“The unfortunate reality is most gamers' knowledge of a video game begins and ends with seeing it plastered on a digital storefront. Most gamers are normies unplugged from the hype cycle, let alone any controversy cycles. They stumble on the game on the storefront of their choice and they find the posted trailers and some reviews and that's how they decide whether or not to play. Maybe they run into a commercial on TV or a Youtube ad that perks their interest first, maybe they hear it off-hand from a friend. This has always been true, nothing's really changed here....and that's actually kinda the frustrating part: that outside of gamers opting for digital media and subscriptions (aka weaker forms of ownership) these kinds of attitudes haven't really changed at all.

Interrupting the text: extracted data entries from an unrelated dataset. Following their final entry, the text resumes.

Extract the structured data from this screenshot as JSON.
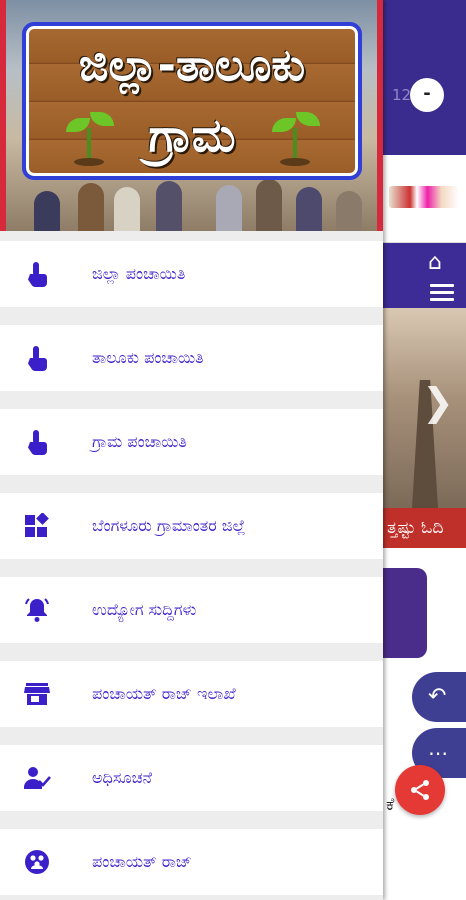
{
  "colors": {
    "accent": "#3b1fc9",
    "header_red": "#d62a3c",
    "purple_bar": "#3d2b96",
    "ribbon_red": "#c0302a",
    "fab_red": "#e53935"
  },
  "drawer": {
    "header": {
      "title_line1": "ಜಿಲ್ಲಾ-ತಾಲೂಕು",
      "title_line2": "ಗ್ರಾಮ"
    },
    "items": [
      {
        "label": "ಜಿಲ್ಲಾ ಪಂಚಾಯಿತಿ",
        "icon": "touch-app-icon"
      },
      {
        "label": "ತಾಲೂಕು ಪಂಚಾಯಿತಿ",
        "icon": "touch-app-icon"
      },
      {
        "label": "ಗ್ರಾಮ ಪಂಚಾಯಿತಿ",
        "icon": "touch-app-icon"
      },
      {
        "label": "ಬೆಂಗಳೂರು ಗ್ರಾಮಾಂತರ ಜಿಲ್ಲೆ",
        "icon": "widgets-icon"
      },
      {
        "label": "ಉದ್ಯೋಗ ಸುದ್ದಿಗಳು",
        "icon": "notification-bell-icon"
      },
      {
        "label": "ಪಂಚಾಯತ್ ರಾಜ್ ಇಲಾಖೆ",
        "icon": "storefront-icon"
      },
      {
        "label": "ಅಧಿಸೂಚನೆ",
        "icon": "person-check-icon"
      },
      {
        "label": "ಪಂಚಾಯತ್ ರಾಜ್",
        "icon": "group-icon"
      }
    ]
  },
  "background": {
    "time_fragment": "12",
    "avatar_button_symbol": "-",
    "ribbon_text": "ತ್ತಷ್ಟು ಓದಿ",
    "text_fragment": "ಕೆ"
  }
}
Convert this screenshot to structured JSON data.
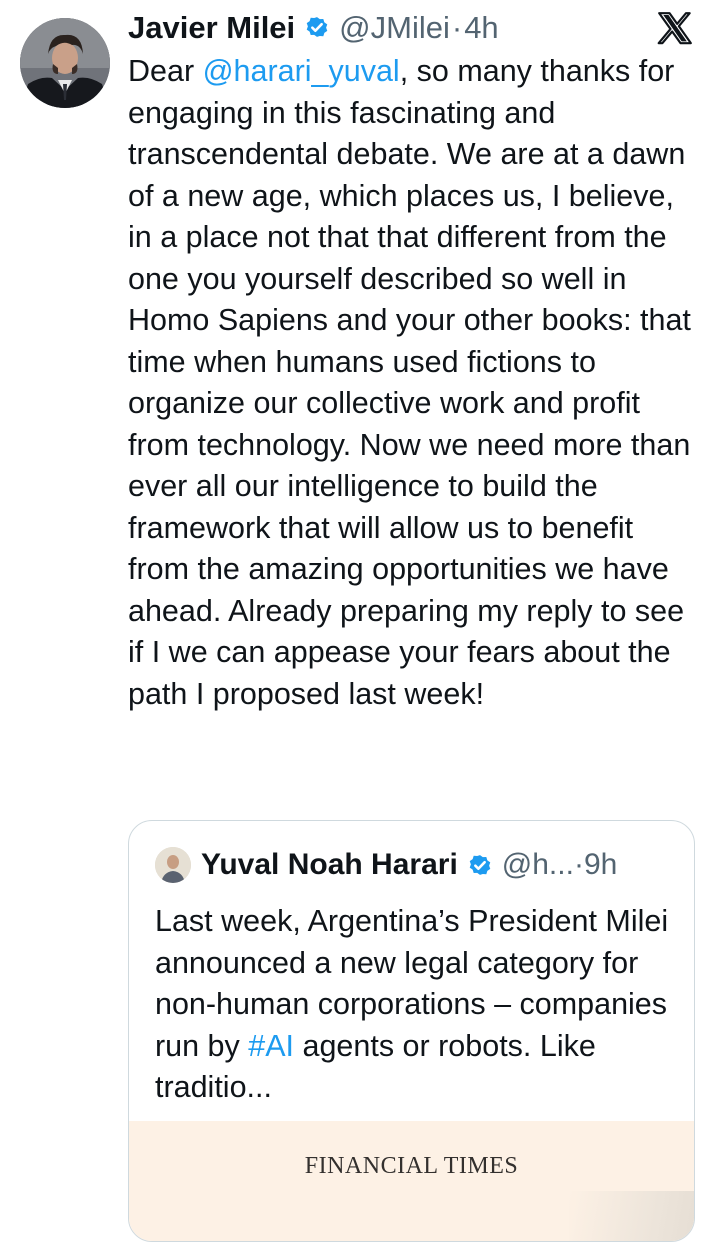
{
  "author": {
    "name": "Javier Milei",
    "handle": "@JMilei",
    "separator": "·",
    "time": "4h"
  },
  "tweet": {
    "greeting": "Dear ",
    "mention": "@harari_yuval",
    "text": ", so many thanks for engaging in this fascinating and transcendental debate. We are at a dawn of a new age, which places us, I believe, in a place not that that different from the one you yourself described so well in Homo Sapiens and your other books: that time when humans used fictions to organize our collective work and profit from technology. Now we need more than ever all our intelligence to build the framework that will allow us to benefit from the amazing opportunities we have ahead. Already preparing my reply to see if I we can appease your fears about the path I proposed last week!"
  },
  "quote": {
    "name": "Yuval Noah Harari",
    "handle": "@h...",
    "separator": "·",
    "time": "9h",
    "text_before": "Last week, Argentina’s President Milei announced a new legal category for non-human corporations – companies run by ",
    "hashtag": "#AI",
    "text_after": " agents or robots. Like traditio...",
    "media_title": "FINANCIAL TIMES"
  },
  "icons": {
    "platform": "x-logo-icon",
    "verified": "verified-badge-icon"
  },
  "colors": {
    "link": "#1d9bf0",
    "verified": "#1d9bf0",
    "muted": "#536471",
    "text": "#0f1419",
    "border": "#cfd9de",
    "media_bg": "#fdf1e5"
  }
}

I'd say terminally-online gamers have no impact....but that's not really true. The chuds very clearly do. They're the ones that can quickly foment outrage and thus headlines, they're the ones farming views on Youtube and TikTok, they're the ones able to make enough noise to permeate into the mainstream, they're the ones able to inspire unrelated actions outside of gaming itself. Us? We don't get to have
shit, not when most gamers have no idea what's going on and don't want to know, and not when most gamers that do know just wanna play their fun escapist games in peace without anyone judging them for bad habits or guilty pleasures or whatever.
Until we see a serious attitude change around gaming consumption we're just not going to see any change to this. Gaming journalists try, Youtubers and other influencers try, even forums like this one try, but goddamn can it really feel like just screaming into the void.”